I can try to find some other way to trigger tracepoint and fmod_ret
without relying on custom modules, but I'd rather just remove those
benchmarks altogether than add dependency on bpf_testmod.

> Then we can add a tracepoint there and call it in proper kernel loop,
> then add fmodret-able empty function and call it in another loop.
>
> Then bench tool can trigger them via bpf->kfunc->that_looping_helper
> and capture as accurate as possibly overhead of
> tp, raw_tp, kprobe, fentry, fmodret.
> And all of them will be comparable to each other.
> Right now fmodret vs fentry are comparable, but both have
> syscall time addon which makes the comparison questionable.
> Especially consider the kernels with mitigations.
> Overhead of syscall is even higher and the delta is smaller,
> to the point that fentry vs fexit might measure equal.

It's still useful to be able to do this, even if syscall overhead is
very measurable. Because when profiling it's easy to filter out
syscall overhead and compare purely fentry vs fexit overheads.

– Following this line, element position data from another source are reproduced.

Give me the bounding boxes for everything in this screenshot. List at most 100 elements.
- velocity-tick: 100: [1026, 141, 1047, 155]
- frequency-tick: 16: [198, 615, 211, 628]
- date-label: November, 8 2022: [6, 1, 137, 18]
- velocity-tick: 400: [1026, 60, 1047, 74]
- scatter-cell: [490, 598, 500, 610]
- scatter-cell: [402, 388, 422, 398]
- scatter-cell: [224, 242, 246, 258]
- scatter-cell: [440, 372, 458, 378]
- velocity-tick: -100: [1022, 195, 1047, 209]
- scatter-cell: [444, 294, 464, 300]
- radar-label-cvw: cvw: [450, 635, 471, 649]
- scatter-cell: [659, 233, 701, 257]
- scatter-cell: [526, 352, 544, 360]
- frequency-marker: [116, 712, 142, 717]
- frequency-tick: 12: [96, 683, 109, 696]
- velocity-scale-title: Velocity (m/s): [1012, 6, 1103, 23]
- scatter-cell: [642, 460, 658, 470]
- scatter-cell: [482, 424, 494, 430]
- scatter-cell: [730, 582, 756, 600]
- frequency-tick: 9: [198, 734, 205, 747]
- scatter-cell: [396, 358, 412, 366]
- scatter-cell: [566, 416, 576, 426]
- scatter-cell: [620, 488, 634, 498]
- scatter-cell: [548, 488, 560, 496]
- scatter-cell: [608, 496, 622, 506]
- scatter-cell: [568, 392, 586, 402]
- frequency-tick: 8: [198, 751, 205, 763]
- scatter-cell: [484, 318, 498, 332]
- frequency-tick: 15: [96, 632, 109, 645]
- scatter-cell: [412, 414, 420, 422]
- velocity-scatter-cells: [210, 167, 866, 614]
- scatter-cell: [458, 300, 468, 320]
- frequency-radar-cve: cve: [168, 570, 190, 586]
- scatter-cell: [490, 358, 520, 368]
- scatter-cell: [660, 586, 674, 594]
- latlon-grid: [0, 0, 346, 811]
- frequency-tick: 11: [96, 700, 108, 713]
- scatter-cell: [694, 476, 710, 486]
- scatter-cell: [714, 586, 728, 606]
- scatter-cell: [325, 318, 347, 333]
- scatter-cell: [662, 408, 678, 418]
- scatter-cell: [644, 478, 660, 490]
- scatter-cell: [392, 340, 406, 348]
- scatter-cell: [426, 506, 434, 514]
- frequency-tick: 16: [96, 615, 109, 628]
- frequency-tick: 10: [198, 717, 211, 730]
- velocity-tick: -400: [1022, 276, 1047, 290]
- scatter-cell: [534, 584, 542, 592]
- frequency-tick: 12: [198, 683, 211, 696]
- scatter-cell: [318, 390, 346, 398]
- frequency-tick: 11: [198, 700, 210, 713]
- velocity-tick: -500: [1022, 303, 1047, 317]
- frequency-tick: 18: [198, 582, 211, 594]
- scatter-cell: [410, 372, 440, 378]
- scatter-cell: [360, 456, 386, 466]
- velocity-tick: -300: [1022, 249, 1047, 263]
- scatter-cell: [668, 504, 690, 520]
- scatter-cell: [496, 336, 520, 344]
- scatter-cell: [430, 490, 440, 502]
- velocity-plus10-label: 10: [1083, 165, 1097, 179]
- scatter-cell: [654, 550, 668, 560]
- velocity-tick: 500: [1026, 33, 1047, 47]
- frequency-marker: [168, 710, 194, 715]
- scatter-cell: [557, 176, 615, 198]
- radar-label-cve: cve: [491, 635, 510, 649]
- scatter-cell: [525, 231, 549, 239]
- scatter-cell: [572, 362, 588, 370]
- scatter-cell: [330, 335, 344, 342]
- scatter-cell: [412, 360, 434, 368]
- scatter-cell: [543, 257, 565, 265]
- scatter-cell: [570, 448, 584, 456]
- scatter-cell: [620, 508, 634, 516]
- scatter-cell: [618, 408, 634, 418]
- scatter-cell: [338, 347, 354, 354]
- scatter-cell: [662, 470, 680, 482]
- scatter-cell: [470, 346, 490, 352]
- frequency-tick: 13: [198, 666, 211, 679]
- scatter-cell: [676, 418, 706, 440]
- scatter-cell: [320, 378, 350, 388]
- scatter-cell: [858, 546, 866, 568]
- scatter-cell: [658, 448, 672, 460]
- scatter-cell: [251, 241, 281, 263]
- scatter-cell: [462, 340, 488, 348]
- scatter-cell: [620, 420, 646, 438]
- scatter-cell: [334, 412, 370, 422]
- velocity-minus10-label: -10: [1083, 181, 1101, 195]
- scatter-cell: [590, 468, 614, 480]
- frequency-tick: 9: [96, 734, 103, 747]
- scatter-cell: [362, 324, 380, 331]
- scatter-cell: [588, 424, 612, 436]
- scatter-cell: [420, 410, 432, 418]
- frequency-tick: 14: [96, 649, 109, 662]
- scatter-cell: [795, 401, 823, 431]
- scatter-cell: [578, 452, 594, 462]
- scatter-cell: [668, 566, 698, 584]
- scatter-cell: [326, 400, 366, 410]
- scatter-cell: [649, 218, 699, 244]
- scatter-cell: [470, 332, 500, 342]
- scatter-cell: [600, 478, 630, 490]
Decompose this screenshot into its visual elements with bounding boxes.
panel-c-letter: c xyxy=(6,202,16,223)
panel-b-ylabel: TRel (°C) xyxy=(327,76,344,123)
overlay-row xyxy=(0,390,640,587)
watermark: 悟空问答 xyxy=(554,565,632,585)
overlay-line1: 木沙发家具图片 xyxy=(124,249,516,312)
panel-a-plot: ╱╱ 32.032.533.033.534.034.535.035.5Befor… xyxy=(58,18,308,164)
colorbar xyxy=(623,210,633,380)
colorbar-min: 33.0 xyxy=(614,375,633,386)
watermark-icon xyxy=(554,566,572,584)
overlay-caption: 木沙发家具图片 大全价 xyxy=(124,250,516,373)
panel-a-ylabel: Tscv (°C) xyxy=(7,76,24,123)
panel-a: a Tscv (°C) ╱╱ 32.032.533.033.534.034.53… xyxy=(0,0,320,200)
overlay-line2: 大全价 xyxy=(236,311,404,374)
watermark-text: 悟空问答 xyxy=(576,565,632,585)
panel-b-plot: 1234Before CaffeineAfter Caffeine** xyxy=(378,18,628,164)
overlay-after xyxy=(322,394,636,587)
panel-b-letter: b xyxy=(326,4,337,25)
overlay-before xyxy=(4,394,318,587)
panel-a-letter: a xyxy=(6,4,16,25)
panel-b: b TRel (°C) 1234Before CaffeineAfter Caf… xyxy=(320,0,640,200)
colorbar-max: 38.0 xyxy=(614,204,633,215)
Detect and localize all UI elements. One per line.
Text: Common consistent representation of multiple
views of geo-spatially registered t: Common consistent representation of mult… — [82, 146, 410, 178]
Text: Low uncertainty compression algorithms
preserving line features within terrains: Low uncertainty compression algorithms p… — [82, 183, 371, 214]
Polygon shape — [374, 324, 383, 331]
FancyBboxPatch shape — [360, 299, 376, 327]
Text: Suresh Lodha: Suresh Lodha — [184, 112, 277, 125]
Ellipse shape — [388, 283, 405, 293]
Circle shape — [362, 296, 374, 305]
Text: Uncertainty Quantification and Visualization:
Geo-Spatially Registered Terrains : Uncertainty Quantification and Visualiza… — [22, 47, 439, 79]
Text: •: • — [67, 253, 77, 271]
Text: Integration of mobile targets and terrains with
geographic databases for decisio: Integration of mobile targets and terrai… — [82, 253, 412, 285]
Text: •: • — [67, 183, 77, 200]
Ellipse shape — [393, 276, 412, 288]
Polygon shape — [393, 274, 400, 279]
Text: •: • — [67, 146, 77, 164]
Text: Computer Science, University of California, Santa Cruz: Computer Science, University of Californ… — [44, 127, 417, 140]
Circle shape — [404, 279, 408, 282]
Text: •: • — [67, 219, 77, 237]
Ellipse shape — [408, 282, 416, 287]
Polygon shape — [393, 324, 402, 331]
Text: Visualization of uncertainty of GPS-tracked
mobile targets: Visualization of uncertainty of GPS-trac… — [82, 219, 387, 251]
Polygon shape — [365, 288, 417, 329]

Even with mitigations on the differences between fentry and fexit are
measurable. And bench is a nice tool to generate non-stop work to be
able to capture profiling data conveniently. While a custom test
module will make it much harder.

> A benchmarking tool should be a gold standard and accurate tool
> for performance measurement.
>

This was neither a goal, nor do I sign up for that aspiration :) It's
first and foremost a small and useful tool for doing local performance
optimization work when it comes to BPF-related functionality in the
kernel. And its portability is a huge part of this.

> The trick:
> +       for (i = 0; i < batch_iters; i++)
> +               (void)bpf_get_smp_processor_id(); /* attach here to benchmark */
>
> is neat, but since it works for fentry/kprobe only
> we need testmod to generalize it for fmodret and tracepoints.

see above, I agree it would be nice to have (and I'll look for some
other ways to achieve this), but is not really a required property to
make benchmark useful

For now, I'll drop this patch and re-submit the first one with
__always_inline removed just to get those prerequisites landed.